Iran's ethnic conflict

In light of Sunday's suicide bombing that killed five senior Iranian Revolutionary Guards Council members, Time Magazine looks at the problem that really keeps the Mullahs up at night: Ethnic conflict.
For Iran, the hard truth is that ethnic Persians make up only 51% of the population. The rest of the country is a mishmash of ethnic minorities, various religions, Muslim sects and semi-nomadic tribes. None has been entirely happy living under the mullahs' Shi'ite theocracy, especially Iran's Sunni citizens, which make up 9% of the population and include most of the Baluch. Iran's minorities have been susceptible to outside influences, but rarely have they felt strong enough to take on Tehran — which fears that that could change with the chaos at its borders. If, for instance, the U.S. were to suddenly pick up and leave Afghanistan, would the new Taliban government resist backing Jundallah? Or if Pakistan fails to subdue the tribal areas and its own Taliban, would this encourage Jundallah?

Tehran is obviously worried that it has a problem with or without a failure in Pakistan or Afghanistan. The five senior Revolutionary Guards officers killed on Sunday were on their way to a meeting with local tribal chiefs to talk about containing Shi'ite-Sunni violence in their province, and the agenda no doubt included what to do about Jundallah.

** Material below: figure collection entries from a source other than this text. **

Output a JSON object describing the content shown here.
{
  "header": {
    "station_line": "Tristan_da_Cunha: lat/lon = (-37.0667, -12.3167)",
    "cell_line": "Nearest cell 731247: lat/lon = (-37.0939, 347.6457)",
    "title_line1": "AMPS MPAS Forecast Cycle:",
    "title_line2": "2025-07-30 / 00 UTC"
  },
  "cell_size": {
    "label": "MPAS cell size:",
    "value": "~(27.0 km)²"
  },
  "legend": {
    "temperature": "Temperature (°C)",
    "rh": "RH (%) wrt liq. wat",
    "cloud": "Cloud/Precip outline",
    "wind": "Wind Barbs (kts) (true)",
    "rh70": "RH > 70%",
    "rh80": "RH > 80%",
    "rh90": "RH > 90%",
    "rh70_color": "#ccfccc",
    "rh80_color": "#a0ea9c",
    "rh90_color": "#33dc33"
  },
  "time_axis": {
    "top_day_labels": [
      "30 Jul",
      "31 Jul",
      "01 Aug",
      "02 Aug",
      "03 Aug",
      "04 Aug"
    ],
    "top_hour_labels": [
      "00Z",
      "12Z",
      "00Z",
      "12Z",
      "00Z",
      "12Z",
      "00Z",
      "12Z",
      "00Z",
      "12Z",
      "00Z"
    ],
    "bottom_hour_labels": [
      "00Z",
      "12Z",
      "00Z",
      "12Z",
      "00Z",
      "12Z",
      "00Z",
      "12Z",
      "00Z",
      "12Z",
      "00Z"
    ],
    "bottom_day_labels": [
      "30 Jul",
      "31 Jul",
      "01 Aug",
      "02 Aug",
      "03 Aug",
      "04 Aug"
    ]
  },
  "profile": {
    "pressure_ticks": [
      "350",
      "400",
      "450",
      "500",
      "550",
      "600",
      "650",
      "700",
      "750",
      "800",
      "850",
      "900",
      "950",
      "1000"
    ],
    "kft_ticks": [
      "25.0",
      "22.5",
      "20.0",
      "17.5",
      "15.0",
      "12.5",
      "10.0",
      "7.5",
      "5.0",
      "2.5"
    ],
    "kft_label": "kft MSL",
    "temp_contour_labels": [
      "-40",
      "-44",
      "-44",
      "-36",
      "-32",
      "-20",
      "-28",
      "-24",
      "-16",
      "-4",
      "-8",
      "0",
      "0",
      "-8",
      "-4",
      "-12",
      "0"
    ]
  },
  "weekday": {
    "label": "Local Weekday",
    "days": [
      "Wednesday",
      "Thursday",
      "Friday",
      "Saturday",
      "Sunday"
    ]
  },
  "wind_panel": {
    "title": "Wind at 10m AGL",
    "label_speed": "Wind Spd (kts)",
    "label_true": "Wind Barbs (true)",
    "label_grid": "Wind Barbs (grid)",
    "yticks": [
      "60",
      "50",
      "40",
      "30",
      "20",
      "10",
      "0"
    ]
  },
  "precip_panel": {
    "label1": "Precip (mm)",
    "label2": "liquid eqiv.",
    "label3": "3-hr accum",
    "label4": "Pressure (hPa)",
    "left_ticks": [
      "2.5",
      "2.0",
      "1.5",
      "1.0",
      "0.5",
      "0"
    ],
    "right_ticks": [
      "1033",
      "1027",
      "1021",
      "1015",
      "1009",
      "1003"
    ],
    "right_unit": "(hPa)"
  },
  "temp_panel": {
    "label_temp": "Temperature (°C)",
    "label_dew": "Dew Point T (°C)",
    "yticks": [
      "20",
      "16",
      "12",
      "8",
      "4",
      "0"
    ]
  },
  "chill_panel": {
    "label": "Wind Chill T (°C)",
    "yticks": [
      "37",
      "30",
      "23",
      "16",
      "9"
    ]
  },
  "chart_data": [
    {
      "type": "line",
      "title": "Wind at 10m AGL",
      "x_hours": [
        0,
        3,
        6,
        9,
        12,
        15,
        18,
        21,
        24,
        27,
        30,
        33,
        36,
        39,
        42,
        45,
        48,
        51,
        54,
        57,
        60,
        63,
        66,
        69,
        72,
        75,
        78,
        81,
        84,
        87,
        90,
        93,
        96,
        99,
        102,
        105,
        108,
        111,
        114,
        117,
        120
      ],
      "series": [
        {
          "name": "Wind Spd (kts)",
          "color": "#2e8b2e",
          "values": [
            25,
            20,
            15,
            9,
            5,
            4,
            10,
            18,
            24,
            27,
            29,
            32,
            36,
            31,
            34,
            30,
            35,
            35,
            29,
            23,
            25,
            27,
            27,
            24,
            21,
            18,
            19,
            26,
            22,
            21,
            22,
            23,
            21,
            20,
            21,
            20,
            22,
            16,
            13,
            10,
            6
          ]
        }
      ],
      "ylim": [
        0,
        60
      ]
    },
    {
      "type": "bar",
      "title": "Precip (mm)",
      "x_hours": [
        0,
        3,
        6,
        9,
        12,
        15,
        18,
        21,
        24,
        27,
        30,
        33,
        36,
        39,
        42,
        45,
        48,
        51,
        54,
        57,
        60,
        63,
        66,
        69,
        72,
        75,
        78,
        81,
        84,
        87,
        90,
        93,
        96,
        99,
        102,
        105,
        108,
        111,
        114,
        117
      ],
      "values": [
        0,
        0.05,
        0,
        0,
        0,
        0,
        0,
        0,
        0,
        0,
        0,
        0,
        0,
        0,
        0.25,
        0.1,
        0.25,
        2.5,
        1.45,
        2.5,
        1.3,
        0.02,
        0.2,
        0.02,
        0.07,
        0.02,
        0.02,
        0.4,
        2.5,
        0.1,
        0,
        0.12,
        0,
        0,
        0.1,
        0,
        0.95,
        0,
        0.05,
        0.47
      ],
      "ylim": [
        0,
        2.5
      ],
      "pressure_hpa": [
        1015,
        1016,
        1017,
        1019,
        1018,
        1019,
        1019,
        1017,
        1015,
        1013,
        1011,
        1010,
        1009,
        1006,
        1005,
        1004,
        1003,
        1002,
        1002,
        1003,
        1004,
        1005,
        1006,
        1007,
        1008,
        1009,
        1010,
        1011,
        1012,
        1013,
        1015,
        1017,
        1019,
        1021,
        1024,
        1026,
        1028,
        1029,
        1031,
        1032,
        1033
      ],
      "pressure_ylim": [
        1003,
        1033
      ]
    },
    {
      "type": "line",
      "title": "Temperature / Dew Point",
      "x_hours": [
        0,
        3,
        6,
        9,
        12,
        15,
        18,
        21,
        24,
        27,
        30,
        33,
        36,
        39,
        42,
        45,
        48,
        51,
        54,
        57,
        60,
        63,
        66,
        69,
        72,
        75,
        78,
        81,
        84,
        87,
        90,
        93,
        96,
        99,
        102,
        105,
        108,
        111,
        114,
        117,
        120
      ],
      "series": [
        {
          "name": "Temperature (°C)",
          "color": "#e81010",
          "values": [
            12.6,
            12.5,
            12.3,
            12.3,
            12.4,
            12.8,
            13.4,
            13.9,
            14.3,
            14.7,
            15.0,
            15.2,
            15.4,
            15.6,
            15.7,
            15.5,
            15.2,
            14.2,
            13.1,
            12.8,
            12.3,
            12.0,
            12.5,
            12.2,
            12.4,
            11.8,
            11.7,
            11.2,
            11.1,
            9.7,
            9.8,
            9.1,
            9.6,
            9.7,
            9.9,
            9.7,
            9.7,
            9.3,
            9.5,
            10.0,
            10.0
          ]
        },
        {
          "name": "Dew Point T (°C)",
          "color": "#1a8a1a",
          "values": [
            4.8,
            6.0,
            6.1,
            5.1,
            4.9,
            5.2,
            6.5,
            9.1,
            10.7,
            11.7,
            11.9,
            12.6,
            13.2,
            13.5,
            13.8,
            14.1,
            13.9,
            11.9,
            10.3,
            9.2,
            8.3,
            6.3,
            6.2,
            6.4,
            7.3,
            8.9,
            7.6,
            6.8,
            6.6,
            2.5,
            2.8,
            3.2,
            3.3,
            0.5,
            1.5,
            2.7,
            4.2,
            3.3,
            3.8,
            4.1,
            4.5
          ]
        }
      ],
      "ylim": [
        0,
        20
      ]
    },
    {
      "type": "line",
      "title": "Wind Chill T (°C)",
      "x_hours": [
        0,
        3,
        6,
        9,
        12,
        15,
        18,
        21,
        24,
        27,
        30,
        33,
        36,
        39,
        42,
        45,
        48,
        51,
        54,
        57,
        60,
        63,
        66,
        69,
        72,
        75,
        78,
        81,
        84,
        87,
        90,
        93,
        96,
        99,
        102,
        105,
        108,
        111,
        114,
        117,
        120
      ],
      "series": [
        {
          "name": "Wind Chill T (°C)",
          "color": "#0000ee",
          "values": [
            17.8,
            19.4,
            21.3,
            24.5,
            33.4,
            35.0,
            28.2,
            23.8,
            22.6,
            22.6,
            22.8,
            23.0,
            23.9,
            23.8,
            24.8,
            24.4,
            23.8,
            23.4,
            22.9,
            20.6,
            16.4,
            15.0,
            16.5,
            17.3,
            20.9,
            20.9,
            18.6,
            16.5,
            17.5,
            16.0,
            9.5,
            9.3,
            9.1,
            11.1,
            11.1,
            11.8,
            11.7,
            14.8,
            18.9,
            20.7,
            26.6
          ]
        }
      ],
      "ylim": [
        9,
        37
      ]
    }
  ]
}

In that sense, ironically, Tehran is right that its security really does rest with Pakistan and the U.S. A catastrophic failure on their parts would create a threat that would take Iran many years to overcome.
Hmmm. If only we had people in Washington who were clever enough to parlay Iran's need for American protection in Afghanistan into some concessions on the nuclear program and a stop to terrorism.


At 1:23 AM, Blogger NormanF said...

Washington could take advantage of Iran's weaknesses if it wanted to do so. Either by fomenting internal unrest in Iran or by offering to trade security guarantees in eastern Iran in exchange for Iranian concessions on its nuclear program. Its the one form of pressure that might have results.

The problem is Obama wants to be seen as a nice guy. And the mullahs don't take him very seriously.